Saturday, December 01, 2007


The first seed catalogue has already arrived: Totally Tomatoes' 2008 listings are already tempting me to order a few peppers and maybe one or two tomato varieties. We really don't have room to grow good tomatoes; we're low on space, and the garden area we might devote to veggies doesn't receive enough sun. It's not hard, though, to imagine building a few trellises (there's more sun the higher the plants climb, and at least one of the indeterminate tomatoes is reported to grow several feet tall) (it's actually billed as a "tree tomato") or hanging a few more hooks for the mini "tumbler" varieties. . . I always get this way after the first couple of hard freezes: it's like not being able to take a good deep breath--give me GREEN!--but fortunately, I don't (usually) give in to the catalogs' zazzy colorful pics and hyped-up descriptions ("produces in all kinds of weather conditions!") ("delicious TRUE TOMATO flavor!").
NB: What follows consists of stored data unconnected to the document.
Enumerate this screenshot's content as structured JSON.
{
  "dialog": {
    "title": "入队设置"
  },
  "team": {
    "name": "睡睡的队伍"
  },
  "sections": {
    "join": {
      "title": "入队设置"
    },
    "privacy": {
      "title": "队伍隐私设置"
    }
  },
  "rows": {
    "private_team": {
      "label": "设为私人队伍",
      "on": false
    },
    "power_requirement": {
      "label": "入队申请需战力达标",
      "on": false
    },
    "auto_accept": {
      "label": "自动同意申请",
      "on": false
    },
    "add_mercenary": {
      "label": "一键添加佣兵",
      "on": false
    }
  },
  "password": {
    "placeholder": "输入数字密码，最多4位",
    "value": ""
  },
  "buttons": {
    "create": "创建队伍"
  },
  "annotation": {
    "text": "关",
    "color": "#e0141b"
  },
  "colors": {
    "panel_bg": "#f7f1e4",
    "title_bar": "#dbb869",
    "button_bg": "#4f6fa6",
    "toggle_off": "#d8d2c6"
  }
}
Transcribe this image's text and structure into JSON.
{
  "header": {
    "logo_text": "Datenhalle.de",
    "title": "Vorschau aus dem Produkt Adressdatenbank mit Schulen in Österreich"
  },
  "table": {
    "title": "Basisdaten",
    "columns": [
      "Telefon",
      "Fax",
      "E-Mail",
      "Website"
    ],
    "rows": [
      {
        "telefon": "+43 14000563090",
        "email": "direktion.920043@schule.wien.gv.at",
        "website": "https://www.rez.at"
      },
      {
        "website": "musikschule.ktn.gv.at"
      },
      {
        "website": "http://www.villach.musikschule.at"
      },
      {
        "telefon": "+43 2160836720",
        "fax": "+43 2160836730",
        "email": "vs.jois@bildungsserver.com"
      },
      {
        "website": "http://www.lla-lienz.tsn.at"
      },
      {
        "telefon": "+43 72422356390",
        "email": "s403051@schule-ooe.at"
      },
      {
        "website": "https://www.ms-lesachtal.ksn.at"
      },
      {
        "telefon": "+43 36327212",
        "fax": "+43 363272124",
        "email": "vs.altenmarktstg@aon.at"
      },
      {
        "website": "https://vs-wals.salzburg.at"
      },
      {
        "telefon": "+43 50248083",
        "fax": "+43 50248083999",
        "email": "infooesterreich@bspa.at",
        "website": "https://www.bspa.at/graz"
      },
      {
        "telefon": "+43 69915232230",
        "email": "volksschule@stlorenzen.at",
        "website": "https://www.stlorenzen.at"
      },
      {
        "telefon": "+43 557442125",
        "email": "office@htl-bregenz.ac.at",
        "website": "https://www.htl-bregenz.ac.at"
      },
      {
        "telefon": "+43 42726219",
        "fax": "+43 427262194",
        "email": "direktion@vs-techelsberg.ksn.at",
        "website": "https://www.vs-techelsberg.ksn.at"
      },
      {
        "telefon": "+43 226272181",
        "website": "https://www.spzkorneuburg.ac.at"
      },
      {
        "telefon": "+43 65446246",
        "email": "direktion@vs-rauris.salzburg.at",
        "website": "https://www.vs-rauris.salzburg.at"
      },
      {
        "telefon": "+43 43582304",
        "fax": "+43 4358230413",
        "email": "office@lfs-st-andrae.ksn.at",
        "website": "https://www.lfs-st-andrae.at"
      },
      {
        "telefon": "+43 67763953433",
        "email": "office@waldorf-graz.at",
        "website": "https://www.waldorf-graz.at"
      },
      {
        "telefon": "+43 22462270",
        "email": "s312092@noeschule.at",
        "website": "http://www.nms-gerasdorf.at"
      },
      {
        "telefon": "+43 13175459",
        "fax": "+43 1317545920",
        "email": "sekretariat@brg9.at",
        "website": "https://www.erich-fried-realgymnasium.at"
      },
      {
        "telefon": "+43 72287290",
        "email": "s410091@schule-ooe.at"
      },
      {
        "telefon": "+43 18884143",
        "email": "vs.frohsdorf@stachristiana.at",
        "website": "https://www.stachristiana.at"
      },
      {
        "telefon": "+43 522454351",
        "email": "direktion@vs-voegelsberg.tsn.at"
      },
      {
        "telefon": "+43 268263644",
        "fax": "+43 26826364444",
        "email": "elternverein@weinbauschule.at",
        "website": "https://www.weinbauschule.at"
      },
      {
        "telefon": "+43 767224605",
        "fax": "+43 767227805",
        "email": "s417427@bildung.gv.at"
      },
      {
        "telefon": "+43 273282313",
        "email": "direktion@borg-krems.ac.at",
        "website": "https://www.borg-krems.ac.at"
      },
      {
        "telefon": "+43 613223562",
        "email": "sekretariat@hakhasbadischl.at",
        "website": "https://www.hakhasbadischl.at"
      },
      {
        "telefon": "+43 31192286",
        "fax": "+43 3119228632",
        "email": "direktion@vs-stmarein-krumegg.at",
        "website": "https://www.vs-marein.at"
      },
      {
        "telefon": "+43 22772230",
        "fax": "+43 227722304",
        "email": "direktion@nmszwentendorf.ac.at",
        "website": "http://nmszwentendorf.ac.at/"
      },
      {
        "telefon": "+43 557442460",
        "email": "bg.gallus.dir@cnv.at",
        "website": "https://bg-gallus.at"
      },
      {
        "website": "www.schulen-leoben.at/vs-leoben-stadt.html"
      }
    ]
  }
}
Just once, I'd like to see an entry that said yeah, these pretty much taste like wet cardboard, but they're a nice shade of pearlescent pink, and your neighbors will oooh and ahhh over the five measley fruits that finally ripen in mid-September.

In homage to the other garden--those early lettuces and greens that never fail to grow like they're supposed to (am I the only one who dreams of pizza smothered with arugula?), here's a poem from Jody Gladding's out-of-print chapbook, Artichoke, one of the truly beautiful chaps put out by Chapiteu Press:


Thinnings from young lettuces
So bitter, to make up for their tenderness.

Don’t say green like apples, and the stems
aren’t hollow as quills.

All summer the deer wait for the night
to grow dark, for the morning fog to grow
thick in their leaves.

Tatsoi and mizuna
Spoon and fork.

Ornamental kale
Nothing is ornamental.

Crushed lightly. What it’s like
lying down with a man.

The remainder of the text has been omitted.